Apache Spark v3.0.0 has been released on June 18th, 2020, just before Spark + AI Summit 2020, which is being held virtually this year (like most big conferences). Spark v3 comes only a few days after Spark v2.4.6, a maintenance version on the v2.x branch.
The community worked very hard for this amazing release. Congratulations and thanks to the all the contributors!
More articles will come on the specifics of Spark v3. I wanted to share the release notes as soon as possible.
My favorite two features, for now, is enforcing Python v3, helping Python to move to a consistent feature and the leveraging GPU (graphics processing units) for ML (machine learning), by making Catalyst even more aware of the hardware made available to the optimizer. Share your favorite feature in the comments!
Here is the list of all the Spark repositories I maintain, indicating support for both Apache Spark v2.x and Spark v3.x.
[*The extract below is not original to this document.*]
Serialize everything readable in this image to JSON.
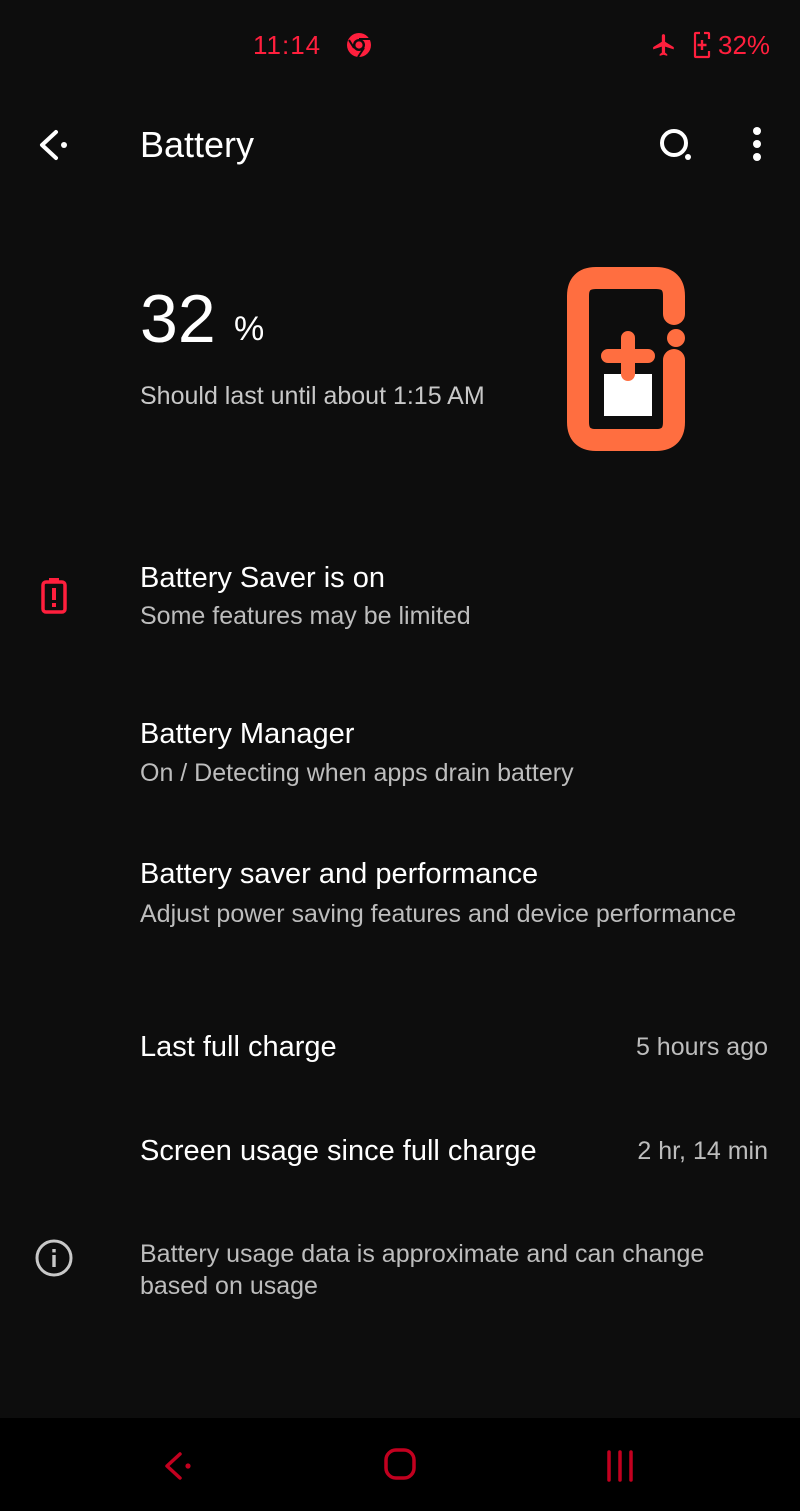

Most repositories are linked to Spark in Action, 2nd edition, which is up-to-date on Spark v3. Prior to the release of Spark v3, all the examples from the book were tested against Spark v3 preview 1 and preview 2.
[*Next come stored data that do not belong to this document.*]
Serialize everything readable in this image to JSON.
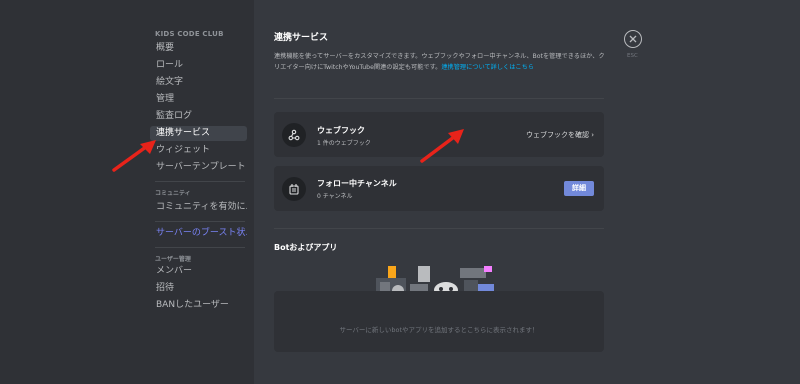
{
  "sidebar": {
    "server_name": "KIDS CODE CLUB",
    "items": [
      {
        "label": "概要"
      },
      {
        "label": "ロール"
      },
      {
        "label": "絵文字"
      },
      {
        "label": "管理"
      },
      {
        "label": "監査ログ"
      },
      {
        "label": "連携サービス"
      },
      {
        "label": "ウィジェット"
      },
      {
        "label": "サーバーテンプレート"
      }
    ],
    "community_section": "コミュニティ",
    "community_items": [
      {
        "label": "コミュニティを有効に..."
      }
    ],
    "boost_item": "サーバーのブースト状...",
    "user_section": "ユーザー管理",
    "user_items": [
      {
        "label": "メンバー"
      },
      {
        "label": "招待"
      },
      {
        "label": "BANしたユーザー"
      }
    ]
  },
  "main": {
    "title": "連携サービス",
    "description": "連携機能を使ってサーバーをカスタマイズできます。ウェブフックやフォロー中チャンネル、Botを管理できるほか、クリエイター向けにTwitchやYouTube関連の設定も可能です。",
    "description_link": "連携管理について詳しくはこちら",
    "webhook": {
      "title": "ウェブフック",
      "subtitle": "1 件のウェブフック",
      "link": "ウェブフックを確認"
    },
    "followed": {
      "title": "フォロー中チャンネル",
      "subtitle": "0 チャンネル",
      "button": "詳細"
    },
    "bots_title": "Botおよびアプリ",
    "bots_empty": "サーバーに新しいbotやアプリを追加するとこちらに表示されます！"
  },
  "close": {
    "label": "ESC"
  },
  "colors": {
    "accent": "#7289da",
    "link": "#00b0f4",
    "arrow": "#e8231a"
  }
}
Repository | Spark v2.x | Spark v3.x | Master branch |
---|---|---|---|
Spark in Action, chapter 1 | v2.4.6 | v3.0.0 | v3.0.0 |
Spark in Action, chapter 2 | v2.4.6 | v3.0.0 | v3.0.0 |
Spark in Action, chapter 3 | v2.4.6 | v3.0.0 | v3.0.0 |
Spark in Action, chapter 4 | v2.4.4 | v3.0.0 | v3.0.0 |
Spark in Action, chapter 5 | v2.4.4 | v3.0.0 | v3.0.0 |
Spark in Action, chapter 7 | v3.0.0 | v3.0.0 | |
Spark in Action, chapter 8 | v2.4.4 | v3.0.0 | v3.0.0 |
Spark in Action, chapter 9 | v2.4.4 | v3.0.0 | v3.0.0 |
Spark in Action, chapter 10 | v2.4.4 | v3.0.0 | v3.0.0 |
Spark in Action, chapter 11 | v2.4.4 | v3.0.0 | v3.0.0 |
Spark in Action, chapter 12 | v2.4.4 | v3.0.0 | v3.0.0 |
Spark in Action, chapter 13 | v3.0.0 | v3.0.0 | |
Spark in Action, chapter 14 | v2.4.4 | v3.0.0 | v3.0.0 |
Spark in Action, chapter 15 | v2.4.4 | v3.0.0 | v3.0.0 |
Spark in Action, chapter 16 | v2.4.4 | v3.0.0 | v3.0.0 |
Spark in Action, chapter 17 | v2.4.4 | v3.0.0 | v3.0.0 |
Spark in Action, chapter 99 | v2.4.4 | v3.0.0 | v3.0.0 |
Spark Labs in Java | v2.4.6 | v3.0.0 | v3.0.0 |
Soccer analytics with Apache Spark | In progress | In progress |
Other repsoirtories are left as-is and may not be updated to future versions of Apache Spark.
The repositories linked to the book (chapter 1 to chapter 17) also contain Python (PySpark) and Scala code. As specified with Spark v3 requirements, Python code only uses Python v3.
Updates
- 2020-06-20 Update list of repositories as testing continues.
- 2020-06-21 Validation of all chapters.